Il 27 gennaio 1945 le truppe dell’Armata Rossa liberarono il campo di sterminio di Auschwitz. Dal 2005 in questa data si celebra il Giorno della Memoria delle vittime dell’Olocausto
Il 27 gennaio è il Giorno della Memoria istituito da legge del Parlamento per ricordare le leggi razziali, le persecuzioni naziste e italiane di cittadini ebrei, gli italiani deportati, gli internati militari, gli oppositori politici, chi subì la morte e coloro che si sono opposti al progetto di sterminio e, a rischio della loro vita, hanno salvato e protetto i perseguitati (art.1). La data scelta è quella della liberazione dei superstiti del campo della morte di Auschwitz da parte dei sovietici, il 27 gennaio 1945. Il dovere della memoria è prima di tutto morale per difendere la democrazia e per fare una riflessione molto attuale sul male e sugli orrori del passato di cui si sentono inquietanti tentativi di ripeterli nel presente.
Nella prefazione al libro Necropoli di Boris Pahor, scrittore sloveno superstite allo sterminio, Claudio Magris, noto e acuto scrittore, ricorda che, tornando da vivo nella città dei morti, Pahor si inquietò vedendo che le strutture del campo di sterminio venivano manovrate, voleva “l’intangibilità della dannazione”, il male doveva mantenersi testimoniato da quelle assi marcite delle baracche dove prigioniero aveva vissuto.
“Teme che il tempo, l’oblio scolorino la dannazione, appannino l’assolutezza facendola quasi rientrare nel divenire della natura” e pertanto vorrebbe che le cicatrici dell’orrore rimanessero indelebili. “Noi eravamo immersi in una totalità apocalittica, nella dimensione del nulla” e la condizione storica era diventata “squallore cosmico, vuoto assoluto” Pahor affronta come Primo Levi il tortuoso incubo di chi si sente in colpa per essere sopravissuto.
Quando visita il magazzino dei morti e vede le tenaglie con cui venivano portati via pensa all’amico vicino di casa che non è tornato e capisce la distanza tra la propria sopravvivenza e la sua morte, quasi che l’essere ancora vivo fosse infedeltà, non essere più uno di loro. Pahor assume su di sé quella colpa tenendo in ogni istante presente la vita vissuta nel campo e afferma libertà di giudizio e speranza. Vuole che il male assoluto dello sterminio rimanga vivo nel pensiero e nei sentimenti, per non addomesticare l’orrore e assuefarsi ad esso. Il Giorno della Memoria, se rende più consapevoli, è segno che non si è stati contagiati dal male, che non è andato perso l’impegno di essere fedeli alla vita.
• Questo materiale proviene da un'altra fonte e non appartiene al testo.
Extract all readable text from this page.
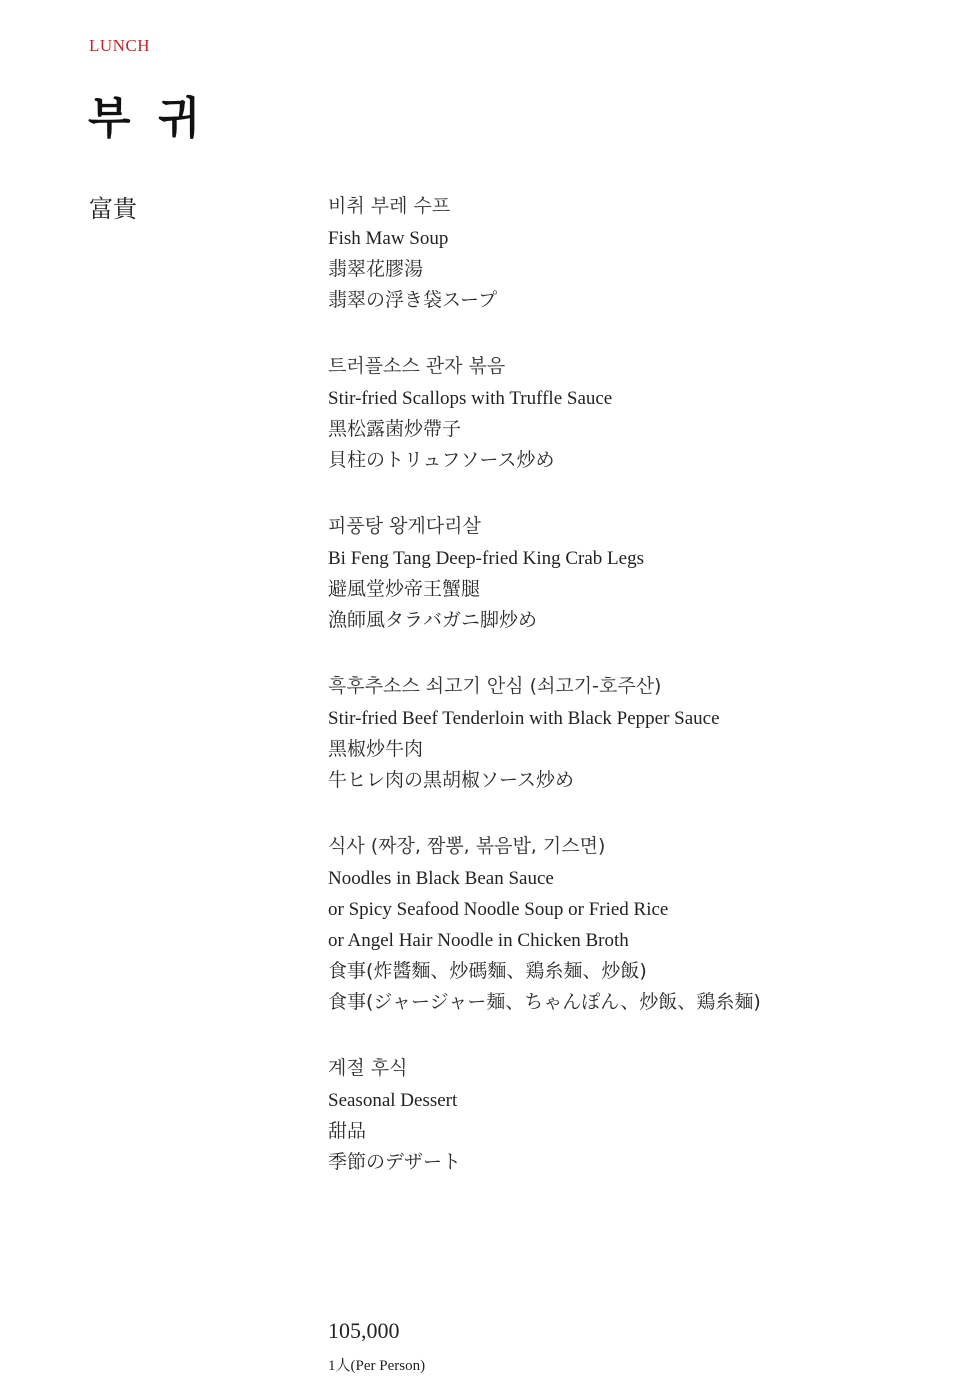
LUNCH

부 귀

富貴	비취 부레 수프
Fish Maw Soup
翡翠花膠湯
翡翠の浮き袋スープ
트러플소스 관자 볶음
Stir-fried Scallops with Truffle Sauce
黑松露菌炒帶子
貝柱のトリュフソース炒め
피풍탕 왕게다리살
Bi Feng Tang Deep-fried King Crab Legs
避風堂炒帝王蟹腿
漁師風タラバガニ脚炒め
흑후추소스 쇠고기 안심 (쇠고기-호주산)
Stir-fried Beef Tenderloin with Black Pepper Sauce
黑椒炒牛肉
牛ヒレ肉の黒胡椒ソース炒め
식사 (짜장, 짬뽕, 볶음밥, 기스면)
Noodles in Black Bean Sauce
or Spicy Seafood Noodle Soup or Fried Rice
or Angel Hair Noodle in Chicken Broth
食事(炸醬麵、炒碼麵、鶏糸麺、炒飯)
食事(ジャージャー麺、ちゃんぽん、炒飯、鶏糸麺)
계절 후식
Seasonal Dessert
甜品
季節のデザート

105,000

1人(Per Person)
Un libro che trasmette la memoria ed elabora le ferite ad essa connesse è Il profumo di mio padre di Emanuele Fiano (Piemme, 2021), il figlio tenta il passaggio di consegne di una memoria preziosa da trasmettere indelebile e raccontarla a chi non può credere, spariti i testimoni, che tutto quell’orrore c’è stato davvero. Tra Nedo il padre superstite e il figlio c’è un rapporto di silenzi, odori e mistero, una tenerezza reciproca, la scoperta del senso autentico da dare alla vita.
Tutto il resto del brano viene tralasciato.